• População de milionários no mundo bateu novo recorde em 2025, diz pesquisa

      A população de milionários e o volume de ativos que possuem atingiram novos recordes em 2025.

      O patrimônio do grupo cresceu 8,7% e chegou a US$ 98,3 trilhões, de acordo com o World Wealth Report 2026, relatório anual publicado pelo Capgemini Research Institute, nesta quinta-feira (4).

      O estudo monitora globalmente a população e a fortuna de indivíduos de alto patrimônio líquido.

      De acordo com os dados, a quantidade de pessoas com mais de US$ 1 milhão para investimentos, que é a definição de ricos da consultoria, subiu para 25,3 milhões.

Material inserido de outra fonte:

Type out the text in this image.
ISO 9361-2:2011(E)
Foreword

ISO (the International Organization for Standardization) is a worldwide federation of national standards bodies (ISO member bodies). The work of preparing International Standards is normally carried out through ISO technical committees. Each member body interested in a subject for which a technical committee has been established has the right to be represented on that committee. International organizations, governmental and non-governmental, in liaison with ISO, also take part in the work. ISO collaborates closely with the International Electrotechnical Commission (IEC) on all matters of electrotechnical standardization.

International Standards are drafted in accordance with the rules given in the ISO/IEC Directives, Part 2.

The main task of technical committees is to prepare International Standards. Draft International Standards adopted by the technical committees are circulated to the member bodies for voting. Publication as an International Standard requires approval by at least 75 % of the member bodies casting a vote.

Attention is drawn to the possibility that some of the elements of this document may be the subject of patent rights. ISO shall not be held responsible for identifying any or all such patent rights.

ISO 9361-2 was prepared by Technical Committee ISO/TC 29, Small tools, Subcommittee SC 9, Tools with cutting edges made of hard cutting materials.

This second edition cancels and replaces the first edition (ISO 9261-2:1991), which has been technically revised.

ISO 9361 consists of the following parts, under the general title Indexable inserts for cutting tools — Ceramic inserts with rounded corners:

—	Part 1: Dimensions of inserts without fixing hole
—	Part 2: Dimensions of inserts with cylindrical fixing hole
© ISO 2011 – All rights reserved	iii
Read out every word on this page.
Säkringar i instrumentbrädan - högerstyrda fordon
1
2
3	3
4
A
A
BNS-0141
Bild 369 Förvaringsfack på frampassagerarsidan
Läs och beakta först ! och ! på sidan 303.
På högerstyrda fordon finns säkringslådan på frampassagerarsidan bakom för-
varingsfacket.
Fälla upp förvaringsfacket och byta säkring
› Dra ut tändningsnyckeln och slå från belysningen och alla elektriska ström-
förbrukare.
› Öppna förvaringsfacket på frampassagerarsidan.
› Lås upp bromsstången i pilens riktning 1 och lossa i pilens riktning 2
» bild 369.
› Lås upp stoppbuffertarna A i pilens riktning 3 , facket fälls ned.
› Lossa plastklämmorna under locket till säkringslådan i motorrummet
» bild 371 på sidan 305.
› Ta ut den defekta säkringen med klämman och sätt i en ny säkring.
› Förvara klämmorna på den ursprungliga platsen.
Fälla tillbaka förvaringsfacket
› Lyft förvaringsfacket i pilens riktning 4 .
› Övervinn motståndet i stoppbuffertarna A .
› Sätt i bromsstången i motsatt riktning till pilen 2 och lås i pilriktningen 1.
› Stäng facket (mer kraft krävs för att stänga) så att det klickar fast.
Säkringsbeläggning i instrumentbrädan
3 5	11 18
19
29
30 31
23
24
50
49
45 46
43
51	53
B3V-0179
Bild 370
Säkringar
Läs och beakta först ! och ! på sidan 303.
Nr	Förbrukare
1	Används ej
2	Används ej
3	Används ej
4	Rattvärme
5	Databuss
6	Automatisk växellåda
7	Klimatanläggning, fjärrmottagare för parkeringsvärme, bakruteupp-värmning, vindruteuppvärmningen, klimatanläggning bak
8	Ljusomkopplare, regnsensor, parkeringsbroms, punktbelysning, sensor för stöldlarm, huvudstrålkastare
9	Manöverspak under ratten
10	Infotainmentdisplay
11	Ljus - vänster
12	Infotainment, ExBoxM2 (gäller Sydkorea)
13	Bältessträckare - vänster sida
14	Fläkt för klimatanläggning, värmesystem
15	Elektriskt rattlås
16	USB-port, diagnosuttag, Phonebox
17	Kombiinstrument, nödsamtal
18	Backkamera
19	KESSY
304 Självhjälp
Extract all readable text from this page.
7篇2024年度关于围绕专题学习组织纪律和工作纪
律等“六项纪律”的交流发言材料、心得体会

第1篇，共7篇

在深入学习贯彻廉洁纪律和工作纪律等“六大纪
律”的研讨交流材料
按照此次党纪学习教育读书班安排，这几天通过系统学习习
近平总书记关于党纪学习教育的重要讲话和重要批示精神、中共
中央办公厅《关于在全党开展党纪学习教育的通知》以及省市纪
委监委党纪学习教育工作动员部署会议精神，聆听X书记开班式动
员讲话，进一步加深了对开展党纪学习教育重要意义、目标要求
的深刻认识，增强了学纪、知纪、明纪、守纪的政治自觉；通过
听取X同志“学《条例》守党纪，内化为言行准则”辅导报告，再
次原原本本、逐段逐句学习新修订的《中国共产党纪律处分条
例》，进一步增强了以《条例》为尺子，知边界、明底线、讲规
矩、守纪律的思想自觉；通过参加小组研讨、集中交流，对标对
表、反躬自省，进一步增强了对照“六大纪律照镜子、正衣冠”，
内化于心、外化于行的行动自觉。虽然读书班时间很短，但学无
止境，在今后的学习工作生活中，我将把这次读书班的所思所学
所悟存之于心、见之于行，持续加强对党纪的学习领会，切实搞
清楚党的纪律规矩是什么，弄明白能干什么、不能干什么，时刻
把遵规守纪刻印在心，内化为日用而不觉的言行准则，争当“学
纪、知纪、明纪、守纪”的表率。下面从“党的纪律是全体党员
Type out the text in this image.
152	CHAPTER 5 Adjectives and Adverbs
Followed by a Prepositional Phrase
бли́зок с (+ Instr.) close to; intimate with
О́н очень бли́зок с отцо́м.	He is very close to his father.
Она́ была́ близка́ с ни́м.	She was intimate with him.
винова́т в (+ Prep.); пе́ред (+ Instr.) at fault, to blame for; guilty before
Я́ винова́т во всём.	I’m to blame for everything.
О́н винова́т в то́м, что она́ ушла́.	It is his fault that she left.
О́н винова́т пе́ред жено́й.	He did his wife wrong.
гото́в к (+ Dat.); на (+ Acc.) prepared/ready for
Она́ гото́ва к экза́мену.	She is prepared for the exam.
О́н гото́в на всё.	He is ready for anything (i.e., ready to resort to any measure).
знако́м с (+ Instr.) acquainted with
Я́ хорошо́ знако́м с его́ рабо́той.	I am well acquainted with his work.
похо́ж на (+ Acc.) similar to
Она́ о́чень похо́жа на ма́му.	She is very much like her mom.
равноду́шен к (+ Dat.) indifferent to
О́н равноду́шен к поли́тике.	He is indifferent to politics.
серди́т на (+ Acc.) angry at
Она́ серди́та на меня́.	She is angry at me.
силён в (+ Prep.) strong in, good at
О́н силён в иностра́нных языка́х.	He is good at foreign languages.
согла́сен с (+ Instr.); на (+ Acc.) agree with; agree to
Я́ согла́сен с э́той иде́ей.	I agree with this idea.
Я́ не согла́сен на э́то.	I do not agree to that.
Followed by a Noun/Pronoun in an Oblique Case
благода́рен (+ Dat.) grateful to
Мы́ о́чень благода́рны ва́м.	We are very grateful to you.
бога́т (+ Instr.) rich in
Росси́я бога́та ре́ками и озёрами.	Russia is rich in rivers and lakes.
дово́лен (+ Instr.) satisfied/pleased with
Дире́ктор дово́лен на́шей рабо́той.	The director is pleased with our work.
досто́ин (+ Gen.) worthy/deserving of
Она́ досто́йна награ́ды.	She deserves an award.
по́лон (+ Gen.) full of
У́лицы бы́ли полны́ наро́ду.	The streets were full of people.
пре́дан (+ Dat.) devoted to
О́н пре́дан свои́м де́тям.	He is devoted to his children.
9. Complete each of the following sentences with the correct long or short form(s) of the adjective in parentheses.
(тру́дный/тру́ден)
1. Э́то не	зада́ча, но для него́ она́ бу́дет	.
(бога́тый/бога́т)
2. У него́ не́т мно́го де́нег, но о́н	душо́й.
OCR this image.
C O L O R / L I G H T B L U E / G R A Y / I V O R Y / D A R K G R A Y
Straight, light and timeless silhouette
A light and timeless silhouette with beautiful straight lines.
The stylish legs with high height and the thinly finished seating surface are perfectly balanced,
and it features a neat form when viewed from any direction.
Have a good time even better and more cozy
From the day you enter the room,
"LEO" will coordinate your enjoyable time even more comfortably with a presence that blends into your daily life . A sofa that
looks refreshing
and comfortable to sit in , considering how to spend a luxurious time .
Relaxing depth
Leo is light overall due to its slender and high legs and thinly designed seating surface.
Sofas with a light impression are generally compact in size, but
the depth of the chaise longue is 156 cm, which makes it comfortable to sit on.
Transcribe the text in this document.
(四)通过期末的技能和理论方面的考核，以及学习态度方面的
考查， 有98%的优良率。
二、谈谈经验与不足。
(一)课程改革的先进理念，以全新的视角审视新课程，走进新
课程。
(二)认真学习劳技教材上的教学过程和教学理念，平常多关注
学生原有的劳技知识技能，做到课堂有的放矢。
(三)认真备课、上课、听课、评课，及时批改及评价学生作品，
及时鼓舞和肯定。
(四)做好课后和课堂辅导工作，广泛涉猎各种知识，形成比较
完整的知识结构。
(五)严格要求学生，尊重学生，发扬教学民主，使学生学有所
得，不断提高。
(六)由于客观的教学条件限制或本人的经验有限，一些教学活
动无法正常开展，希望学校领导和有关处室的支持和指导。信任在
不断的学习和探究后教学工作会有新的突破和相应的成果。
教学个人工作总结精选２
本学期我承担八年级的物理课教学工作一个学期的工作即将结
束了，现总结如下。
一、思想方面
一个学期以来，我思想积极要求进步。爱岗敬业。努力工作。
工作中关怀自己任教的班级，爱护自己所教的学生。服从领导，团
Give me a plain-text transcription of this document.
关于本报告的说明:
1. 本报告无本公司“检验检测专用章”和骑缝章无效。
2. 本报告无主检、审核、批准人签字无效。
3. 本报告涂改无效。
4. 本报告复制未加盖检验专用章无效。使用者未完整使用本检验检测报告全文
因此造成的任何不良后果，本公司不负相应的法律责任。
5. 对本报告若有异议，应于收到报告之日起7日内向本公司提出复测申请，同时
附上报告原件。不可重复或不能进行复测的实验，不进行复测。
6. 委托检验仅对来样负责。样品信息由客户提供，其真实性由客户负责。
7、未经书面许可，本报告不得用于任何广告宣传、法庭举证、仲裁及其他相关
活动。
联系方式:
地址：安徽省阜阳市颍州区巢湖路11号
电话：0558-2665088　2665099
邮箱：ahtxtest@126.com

      O dado representa acréscimo de 2 milhões de indivíduos em relação ao ano de 2024.

      Entretanto, o levantamento aponta que a riqueza permaneceu concentrada, uma vez que 1% do público detém 34,8% do montante de recursos.

      O segmento com fortunas a partir de US$ 30 milhões avançou 9,4% no período.

      Segundo o relatório, o desempenho dos mercados de ações e a queda da inflação impulsionaram a criação de riqueza. Os ganhos com uso de inteligência de máquinas atuaram como motor do resultado em cinco das seis regiões em análise.

      A região da Ásia-Pacífico registrou elevação de 10,5% na riqueza e 9,4% na população de novos ricos. O resultado ocorreu pela demanda de semicondutores, com liderança de Japão e China.

      Na América do Norte, o aumento da riqueza foi de 9,9%, e o número de novos milionários teve alta de 9,1%. O aumento foi impulsionado pelos Estados Unidos, que registraram acréscimo de 736 mil integrantes no grupo, o número no topo da lista entre os países.

      A Europa apresentou expansão de 8% no capital e 6,5% no número de indivíduos. O continente teve benefício da estabilização dos mercados e da desaceleração de preços.

      Na África, a riqueza subiu 7%, com suporte da valorização de metais como ouro, e o número de ricos cresceu 4,1%. A América Latina teve acréscimo de 5,1% no patrimônio, e crescimento de 0,3% no número de milionários.

      Já o Oriente Médio foi a única região que registrou contração no volume de ativos, de 1,5%. A queda nos preços do petróleo e tensões na área influenciaram o dado, segundo o levantamento. O número de indivíduos ricos diminuiu 1,4% no período.

      Kartik Ramakrishnan, CEO da Unidade de Negócios Estratégicos de Serviços Financeiros da Capgemini e Membro do Conselho Executivo do Grupo, afirma que 2025 representa bom momento para o tamanho da população de milionários e dos ativos sob controle desse grupo.

      “Nos nossos 30 anos de acompanhamento da riqueza global, 2025 representa um momento excepcional para o tamanho da população mundial de indivíduos de alto patrimônio líquido (HNWIs) e os ativos que eles controlam”, afirmou.

      “Os HNWIs agora têm acesso a mais classes de ativos em diversos mercados, juntamente com maiores opções em termos de consultores e especialização”.

      O executivo, entretanto, indica um ponto de inflexão no setor. Entre 2022 e 2025, um volume de US$ 1,5 trilhão em ativos migrou para competidores de empresas do mercado.

      Segundo o CEO, os clientes buscam acesso a produtos e personalização de acordo com o estilo de vida.

      O estudo da Capgemini foi baseado em entrevistas com 6.510 indivíduos ricos nas Américas, Europa, Ásia-Pacífico e Oriente Médio.